On a hunch, I changed the CPU type in my VM from host-model
(which tended to
report an AMD EPYC-IBPB CPU to the guest) to EPYC
. The resulting VM booted
as expected. Changing the CPU to an explicit EPYC-IBPB
produced a working
VM. Restoring the CPU to host-model
broke the virtual machine. Comparing the
qemu command lines between broken and working configurations revealed a large
number of CPU flags enabled on the host-model
CPU that were not enabled with
either EPYC
or EPYC-IBPB
explicit configurations.
To better isolate any offending CPU features, I did a recursive diff
into
/usr/share/libvirt
from the last working snapshot to the fist broken
snapshot and found that the map x86_features.xml
included about a dozen new
CPU flags. After cross-referencing these changes with the features enabled by
libvirt when launching qemu, I discovered that five or six of the new features
are now enabled by default. Disabling and re-enabling the features one-by-one
allowed me to isolate the problem to enabling of amd-stibp
and npt
. After
restoring my host-model
configuration but disabling the offending features,
the VM functioned as expected.
Conclusion
The right tools make arduous tasks tractable. Without multiple boot environments, identifying a libvirt upgrade from last week would have taken considerably more time. Without ZFS snapshots, identifying the offending change as a collection of newly enabled CPU feature flags would have been difficult.

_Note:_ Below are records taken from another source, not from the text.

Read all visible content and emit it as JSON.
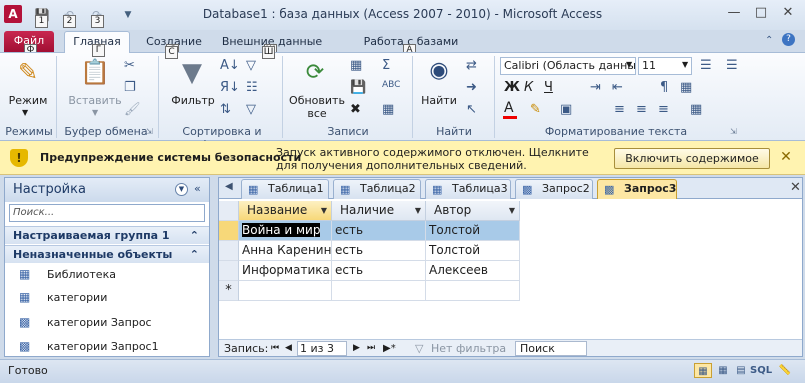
{
  "window": {
    "title": "Database1 : база данных (Access 2007 - 2010)  -  Microsoft Access",
    "app_icon": "A",
    "keytip_qat1": "1",
    "keytip_qat2": "2",
    "keytip_qat3": "3",
    "keytip_file": "Ф",
    "keytip_home": "Г",
    "keytip_create": "С",
    "keytip_external": "Ш",
    "keytip_dbtools": "А"
  },
  "ribbon": {
    "tabs": [
      "Файл",
      "Главная",
      "Создание",
      "Внешние данные",
      "Работа с базами данных"
    ],
    "views": {
      "label": "Режим",
      "group": "Режимы"
    },
    "clipboard": {
      "label": "Вставить",
      "group": "Буфер обмена"
    },
    "sort": {
      "label": "Фильтр",
      "group": "Сортировка и фильтр"
    },
    "records": {
      "label": "Обновить\nвсе",
      "label1": "Обновить",
      "label2": "все",
      "group": "Записи"
    },
    "find": {
      "label": "Найти",
      "group": "Найти"
    },
    "format": {
      "font": "Calibri (Область данны",
      "size": "11",
      "group": "Форматирование текста"
    }
  },
  "security_bar": {
    "title": "Предупреждение системы безопасности",
    "message": "Запуск активного содержимого отключен. Щелкните для получения дополнительных сведений.",
    "button": "Включить содержимое"
  },
  "nav_pane": {
    "title": "Настройка",
    "search_placeholder": "Поиск...",
    "groups": [
      {
        "label": "Настраиваемая группа 1"
      },
      {
        "label": "Неназначенные объекты"
      }
    ],
    "items": [
      {
        "label": "Библиотека",
        "icon": "table-icon"
      },
      {
        "label": "категории",
        "icon": "table-icon"
      },
      {
        "label": "категории Запрос",
        "icon": "query-icon"
      },
      {
        "label": "категории Запрос1",
        "icon": "query-icon"
      }
    ]
  },
  "doc_tabs": [
    {
      "label": "Таблица1",
      "icon": "table-icon"
    },
    {
      "label": "Таблица2",
      "icon": "table-icon"
    },
    {
      "label": "Таблица3",
      "icon": "table-icon"
    },
    {
      "label": "Запрос2",
      "icon": "query-icon"
    },
    {
      "label": "Запрос3",
      "icon": "query-icon",
      "active": true
    }
  ],
  "grid": {
    "columns": [
      "Название",
      "Наличие",
      "Автор"
    ],
    "rows": [
      [
        "Война и мир",
        "есть",
        "Толстой"
      ],
      [
        "Анна Каренина",
        "есть",
        "Толстой"
      ],
      [
        "Информатика",
        "есть",
        "Алексеев"
      ]
    ],
    "new_row_marker": "*"
  },
  "record_nav": {
    "label": "Запись:",
    "counter": "1 из 3",
    "filter": "Нет фильтра",
    "search": "Поиск"
  },
  "status_bar": {
    "text": "Готово",
    "sql": "SQL"
  }
}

Diagnosis and resolution of this issue could have been accomplished with lesser tools, but the complexity of managing the alternatives probably would have prevented me from accumulating the necessary historical information. Just as ZFS greatly simplifies manipulation of volumes and datasets, zfsbootmenu greatly simplifies manipulation of boot environments. For Linux, there are no finer alternatives.